Denken Sie an den Terminator oder an HAL in Stanley Kubricks «Odyssee im Weltraum». Beide verursachen riesige Probleme. Bloss: Es gibt den Terminator nicht. Und HAL ist ein Film-Supercomputer. Das ist Hollywood, nicht die Realität.

Gerade in der Hospitality-Branche spielen zwischenmenschliche Eigenschaften eine wichtige Rolle. Wie soll denn ein Chatbot je auf individuelle Bedürfnisse eines Gastes eingehen?
KI, also zum Beispiel ein Chatbot, macht es möglich, dass wir das tun können, was wir gut und gerne tun. Das gilt auch für die Beherbergungsbranche, wo Leidenschaft, Mitgefühl, Gastfreundschaft eine grosse Rolle spielen. Viele langweilige, wiederkehrende Arbeiten nimmt uns die KI ab und setzt uns so frei für Mitmenschlichkeit.

KI weckt falsche Assoziationen. Es geht nicht einmal ansatzweise um Intelligenz. Es geht um Wahrscheinlichkeiten.

Das hat man uns schon versprochen, als die E-Mails aufkamen ...
Wir Menschen sind nicht gut da drin, das richtige Mass zu finden. Weil es bedeutet, dass wir uns einschränken müssten. Wir sollten lernen, auch mal Nein zu sagen. Das Problem sind also eher wir, nicht die Technologie selbst.

Wir sind also selbst schuld?
Bis zu einem gewissen Grad ja. Gewisse Dinge muss man sich hart erkämpfen, um erfolgreich gegen Hindernisse zu bestehen. Das hören viele nicht gerne.

Wo könnte denn KI in der Hotellerie eine Rolle spielen?
Mechanische Aufgaben erledigt die KI besser als wir: Wo finde ich die Toiletten? Wie buche ich eine Massage im Wellnessbereich? Ich bin allergisch auf Laktose, kann ich dieses Gericht mit gutem Gewissen geniessen? Womöglich stellt der Gast all diese Fragen in einer Fremdsprache. Solche Aufgaben erledigt die KI schneller und meist zuverlässiger als ein Mensch, rund um die Uhr.

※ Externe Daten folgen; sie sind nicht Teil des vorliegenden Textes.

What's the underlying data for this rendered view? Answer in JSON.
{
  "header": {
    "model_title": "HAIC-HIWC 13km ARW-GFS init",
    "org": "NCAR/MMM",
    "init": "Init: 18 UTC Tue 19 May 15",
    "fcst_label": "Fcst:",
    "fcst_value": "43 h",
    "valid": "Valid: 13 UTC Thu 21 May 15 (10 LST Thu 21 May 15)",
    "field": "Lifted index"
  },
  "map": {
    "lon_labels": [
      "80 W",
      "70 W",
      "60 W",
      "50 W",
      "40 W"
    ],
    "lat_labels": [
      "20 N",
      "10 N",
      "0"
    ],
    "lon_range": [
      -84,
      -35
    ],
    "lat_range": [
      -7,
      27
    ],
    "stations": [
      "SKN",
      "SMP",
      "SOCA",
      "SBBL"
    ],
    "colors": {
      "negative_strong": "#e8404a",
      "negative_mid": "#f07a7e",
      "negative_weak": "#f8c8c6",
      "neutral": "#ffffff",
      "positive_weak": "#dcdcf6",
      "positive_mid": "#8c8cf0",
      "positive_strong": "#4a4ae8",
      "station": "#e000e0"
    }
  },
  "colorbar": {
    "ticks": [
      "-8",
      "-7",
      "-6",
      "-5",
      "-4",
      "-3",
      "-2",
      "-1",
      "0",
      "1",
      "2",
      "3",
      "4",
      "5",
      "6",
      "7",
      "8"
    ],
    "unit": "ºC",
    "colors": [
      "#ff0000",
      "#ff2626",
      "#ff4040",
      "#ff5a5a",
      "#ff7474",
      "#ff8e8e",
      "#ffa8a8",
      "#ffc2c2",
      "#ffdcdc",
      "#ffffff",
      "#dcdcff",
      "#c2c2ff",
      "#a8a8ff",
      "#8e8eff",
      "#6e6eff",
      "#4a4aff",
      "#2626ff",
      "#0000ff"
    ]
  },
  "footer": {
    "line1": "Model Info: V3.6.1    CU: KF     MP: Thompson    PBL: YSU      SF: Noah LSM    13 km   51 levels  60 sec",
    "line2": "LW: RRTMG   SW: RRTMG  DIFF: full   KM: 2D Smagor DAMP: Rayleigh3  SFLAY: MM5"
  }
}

Die Hilton-Gruppe setzt einen Roboter als Concierge ein. Ist das mehr als ein Gag?
Ich glaube, solche Modelle erweitern das Spektrum der Möglichkeiten. So kann ich mich von den Mitbewerbern abheben. Irgendwann werden alle den gleichen Roboter einsetzen. Dann ist wieder der Concierge aus Fleisch und Blut gefragt. Bewegung und Gegenbewegung, die Dinge pendeln sich immer wieder ein.

Gerade kleinere und mittlere Hotels leiden unter Zeitnot. Wie können sie sich in Sachen KI auf dem Laufenden halten?
Die lesen hoffentlich die htr hotelrevue! Newsletter gibt es zu fast allen Themen. Abonnieren Sie zwei, drei glaubwürdige im Netz. So bleiben Sie auf dem Laufenden.

Erzählen Sie uns einen KI-Witz?
Einen Computerwitz kenne ich: Jesus und der Teufel veranstalten einen IT-Wettbewerb und übertrumpfen sich gegenseitig mit neuen Ideen. Plötzlich fällt der Strom aus, die Bildschirme sind schwarz. Der Teufel flucht. «Alles ist weg», stöhnt er. Jesus lächelt ihn an und säuselt: «Jesus saves ...»

Hospitality Summit
Thilo Stadelmann ist Informatiker und Professor für KI und maschinelles Lernen an der ZHAW School of Engineering in Winterthur, wo er das Centre for AI leitet. Als Gründer, Leiter und Forscher trug er beträchtlich zum Ecosystem um datengetriebene Wertschöpfung in der Schweiz bei. Seine Forschung konzentriert sich auf Deep Learning für verschiedene Branchen. Sein Buch «Applied Data Science – Lessons Learned for the Data-Driven Business» erscheint im Springer-Verlag. [IMG 2]

Am 13. Juni hält Thilo Stadelmann die Keynote zum Thema künstliche Intelligenz. Er gewährt Einblicke in die Welt der KI und spannt den Bogen zur Hotellerie.